Bij verhuizen hoort ook dingen weggooien. We hebben veel en veel te veel boeken, dus ik gooide een paar weggeefexemplaren op instagram. Zo stond een oude vriend van een kotgenoot voor de deur. Mensen die je een paar jaar lang elke dag zag, waarbij je uren doorbracht met weinig tot heerlijk niks doen te hangen, die erbij waren. Je weet wel, erbij, toen je nog cornflakes of pudding met speculoos als avondeten at, toen je ook al vond dat je te dik was terwijl je eigenlijk superdun was, toen je nog de persoon was waar mensen notities aan kwamen vragen, toen je met je cursussen een toren kon bouwen die hoger was dan jezelf. Toen.

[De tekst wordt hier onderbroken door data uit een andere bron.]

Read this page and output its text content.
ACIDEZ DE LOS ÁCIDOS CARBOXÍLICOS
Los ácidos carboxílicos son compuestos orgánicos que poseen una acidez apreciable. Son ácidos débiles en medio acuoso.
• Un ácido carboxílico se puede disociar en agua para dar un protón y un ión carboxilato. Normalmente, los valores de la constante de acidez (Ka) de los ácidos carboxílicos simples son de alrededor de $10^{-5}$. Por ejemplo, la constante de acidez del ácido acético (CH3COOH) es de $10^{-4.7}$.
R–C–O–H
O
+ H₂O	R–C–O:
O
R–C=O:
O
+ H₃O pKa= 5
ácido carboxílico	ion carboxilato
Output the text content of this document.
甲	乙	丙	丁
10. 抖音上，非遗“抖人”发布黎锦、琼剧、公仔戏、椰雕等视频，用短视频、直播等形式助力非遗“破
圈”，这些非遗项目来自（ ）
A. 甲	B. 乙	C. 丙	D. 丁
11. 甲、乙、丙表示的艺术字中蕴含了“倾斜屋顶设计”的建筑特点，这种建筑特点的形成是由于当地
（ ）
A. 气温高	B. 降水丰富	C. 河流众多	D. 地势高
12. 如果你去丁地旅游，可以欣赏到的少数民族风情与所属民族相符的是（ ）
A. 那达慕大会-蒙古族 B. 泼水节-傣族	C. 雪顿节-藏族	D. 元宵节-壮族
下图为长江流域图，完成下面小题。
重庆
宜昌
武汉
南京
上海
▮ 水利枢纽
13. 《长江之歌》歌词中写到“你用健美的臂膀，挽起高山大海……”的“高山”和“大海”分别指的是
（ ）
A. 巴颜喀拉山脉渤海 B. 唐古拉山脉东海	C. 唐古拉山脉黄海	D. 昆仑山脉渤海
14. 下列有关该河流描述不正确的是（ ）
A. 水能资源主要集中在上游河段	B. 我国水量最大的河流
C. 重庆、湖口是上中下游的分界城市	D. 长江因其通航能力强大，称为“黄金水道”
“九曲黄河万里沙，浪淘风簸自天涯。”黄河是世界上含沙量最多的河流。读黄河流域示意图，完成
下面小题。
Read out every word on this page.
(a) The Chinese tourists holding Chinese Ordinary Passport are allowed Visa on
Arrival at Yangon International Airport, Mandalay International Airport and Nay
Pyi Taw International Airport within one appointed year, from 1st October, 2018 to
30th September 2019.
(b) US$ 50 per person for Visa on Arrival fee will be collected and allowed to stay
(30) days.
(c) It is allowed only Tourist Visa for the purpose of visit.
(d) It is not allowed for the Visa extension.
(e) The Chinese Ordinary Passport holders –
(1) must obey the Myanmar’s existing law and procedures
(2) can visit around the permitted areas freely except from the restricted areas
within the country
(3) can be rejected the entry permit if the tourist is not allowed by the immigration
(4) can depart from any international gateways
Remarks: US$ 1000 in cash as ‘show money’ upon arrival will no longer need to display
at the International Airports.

Er kwam zo iemand de boeken halen, wat een heel vreemd gevoel gaf. Want je bent zoveel jaren, kinderen, een leven verder. Toch ben je onmiddellijk weer aan de praat. Haal je herinneringen op terwijl dat andere leven van vroeger luid en duidelijk op het raam tikt. Een leven van studeren, stressen (dat is niet veranderd), hopen tijd zonder dat je het beseft, constant doen waar je zin in hebt, alleen maar naar jezelf moeten omzien.

Daarna ging ik – zoals al een hele tijd afgesproken – naar de Gentse Feesten. Mijn lijf schreeuwde om een bed en geen keelpijn meer, maar mijn kop wilde echt eens buiten komen. Een ticketje Lunatics graag. Ik trok naar de Tinnepot met vriendin K. (die ook moest spelen) en zette me in de zaal. Een toeschouwer, niet anders dan de andere mensen. Naast mij zaten mensen die geweldig onder de indruk waren, zoals ik ooit ook in de Bal Infernal zat. Waarna ik auditie ging doen en ik plots een echte Gentse vriendenkring kreeg, allemaal dankzij impro. Allemaal dankzij The Lunatics. Met hen zag ik de achterkant van parochiezalen, culturele centra en parkeerterreinen. Zotte tijden. Toen.

Ik heb er van genoten, ik heb zo hard gelachen dat ik er bijna ter plekke een sixpack van kreeg. Maar ik was ook een beetje jaloers. Jaloers dat ik daar niet stond te spelen. Ik moest me bij bepaalde spelletjes zelfs inhouden om niet mee op het podium te springen, ik heb het harder gemist dan ik op een doordeweekse dag voel. Heel dubbel, omdat het leven van toen echt heel erg voorbij is. Wat op zich helemaal niet erg is, alleen soms een klein beetje.

Daarna fietste ik nog wat door de feestende stad, op weg naar de luiewijven op St Jacobs. Ik was weer even een prille twintiger. Zonder een gezin, zonder chronisch slaaptekort, zonder drie wasmanden strijk, zonder het beste lief van de wereld. Met een heel ander leven.

Toen.

Ik zwaaide nog eens en deed de deur dicht. Morgenvroeg zou het zeker pijn doen.